I don’t know who I am without the adrenaline, ice, and rhythm of people chanting my name like I mattered.
I miss it—not the game, but the glide. The freedom. The clean bite of speed when nothing else existed but motion.
But also, I want to kiss her, kiss her hard, and this time, hope that I could keep her.
I don’t say any of it.
Because if I start, I won’t stop.
And we both know this isn’t about confessions or kisses. It’s about survival. So, I take a breath and say the only thing I can manage with her this close.
“Do I get a safe word?”
Her mouth twitches. She’s trying not to smile. Failing, beautifully.
“Yeah,” she says, stepping back just enough to let me breathe. “Your safe word is: ‘Are you fucking kidding me?’”
“That’s a phrase, not a word,” I argue.
She shakes her head. “If you can say it all, it means you don’t need it.
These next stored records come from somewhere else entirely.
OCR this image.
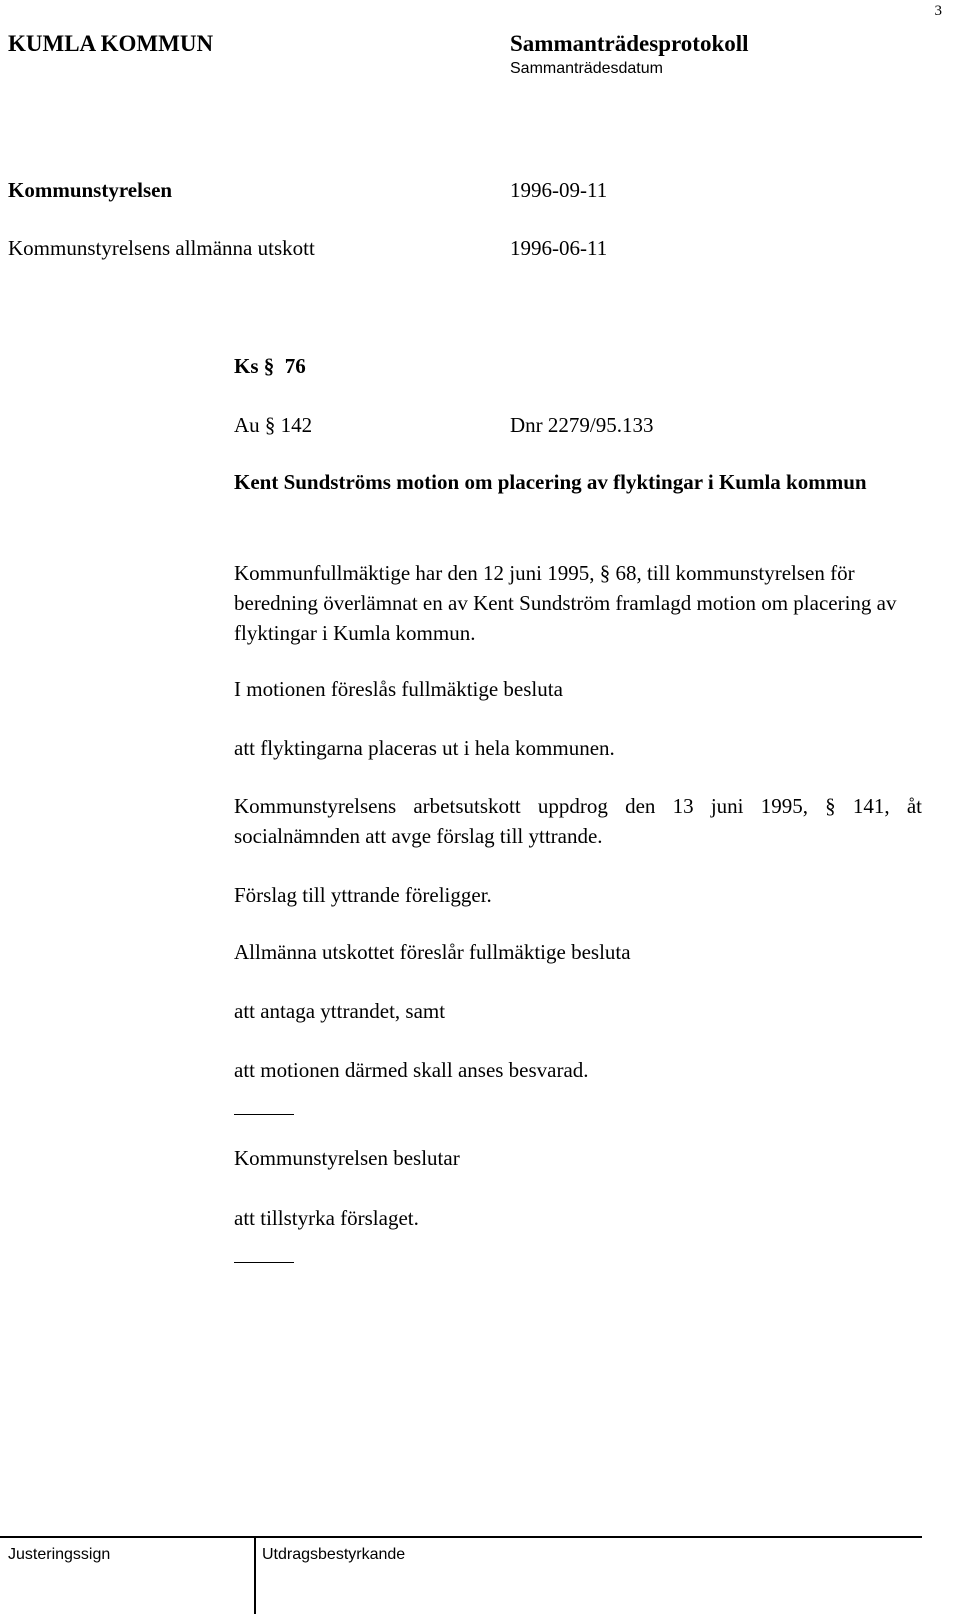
3
KUMLA KOMMUN	Sammanträdesprotokoll
Sammanträdesdatum
Kommunstyrelsen	1996-09-11
Kommunstyrelsens allmänna utskott	1996-06-11
Ks § 76
Au § 142	Dnr 2279/95.133
Kent Sundströms motion om placering av flyktingar i Kumla kommun
Kommunfullmäktige har den 12 juni 1995, § 68, till kommunstyrelsen för beredning överlämnat en av Kent Sundström framlagd motion om placering av flyktingar i Kumla kommun.
I motionen föreslås fullmäktige besluta
att flyktingarna placeras ut i hela kommunen.
Kommunstyrelsens arbetsutskott uppdrog den 13 juni 1995, § 141, åt socialnämnden att avge förslag till yttrande.
Förslag till yttrande föreligger.
Allmänna utskottet föreslår fullmäktige besluta
att antaga yttrandet, samt
att motionen därmed skall anses besvarad.
Kommunstyrelsen beslutar
att tillstyrka förslaget.
Justeringssign	Utdragsbestyrkande
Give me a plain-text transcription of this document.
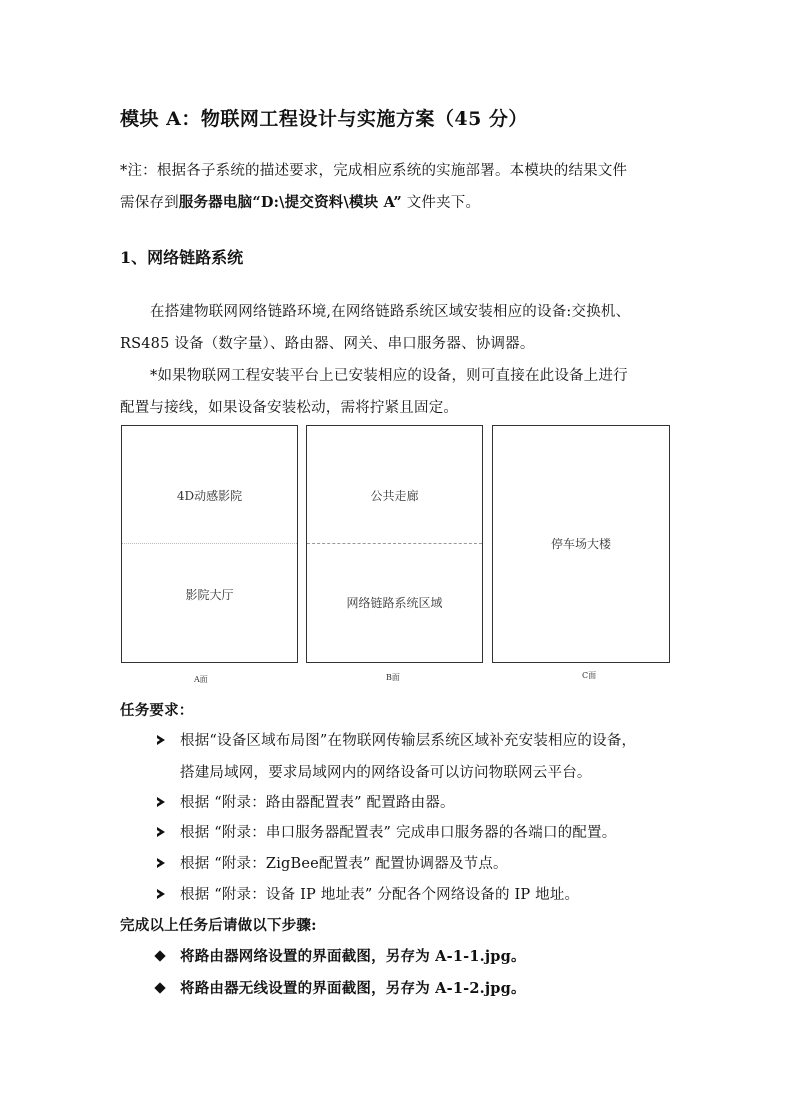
模块 A：物联网工程设计与实施方案（45 分）
*注：根据各子系统的描述要求，完成相应系统的实施部署。本模块的结果文件
需保存到服务器电脑“D:\提交资料\模块 A” 文件夹下。
1、网络链路系统
在搭建物联网网络链路环境,在网络链路系统区域安装相应的设备:交换机、
RS485 设备（数字量）、路由器、网关、串口服务器、协调器。
*如果物联网工程安装平台上已安装相应的设备，则可直接在此设备上进行
配置与接线，如果设备安装松动，需将拧紧且固定。
4D动感影院
影院大厅
A面
公共走廊
网络链路系统区域
B面
停车场大楼
C面
任务要求：
根据“设备区域布局图”在物联网传输层系统区域补充安装相应的设备，
搭建局域网，要求局域网内的网络设备可以访问物联网云平台。
根据 “附录：路由器配置表” 配置路由器。
根据 “附录：串口服务器配置表” 完成串口服务器的各端口的配置。
根据 “附录：ZigBee配置表” 配置协调器及节点。
根据 “附录：设备 IP 地址表” 分配各个网络设备的 IP 地址。
完成以上任务后请做以下步骤:
将路由器网络设置的界面截图，另存为 A-1-1.jpg。
将路由器无线设置的界面截图，另存为 A-1-2.jpg。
See you tomorrow, Tate.”
Somehow, the promise of seeing her tomorrow feels just a little like hope.
Chapter Twelve
Jason
The “I Swear It’s Just Nerve Firing” Maneuver
Starting over sounded brave in theory.
In reality, it’s more like stripping down in front of someone who knows exactly where it hurts and might not flinch if you break apart mid-session.
No one tells you how fucking loud it gets—not outside, but inside. The quiet in your own head turns into this screamingecho of every doubt you’ve ever had. The second you stop moving, your brain grabs a megaphone and starts reading off your failures like it’s trying to set a record.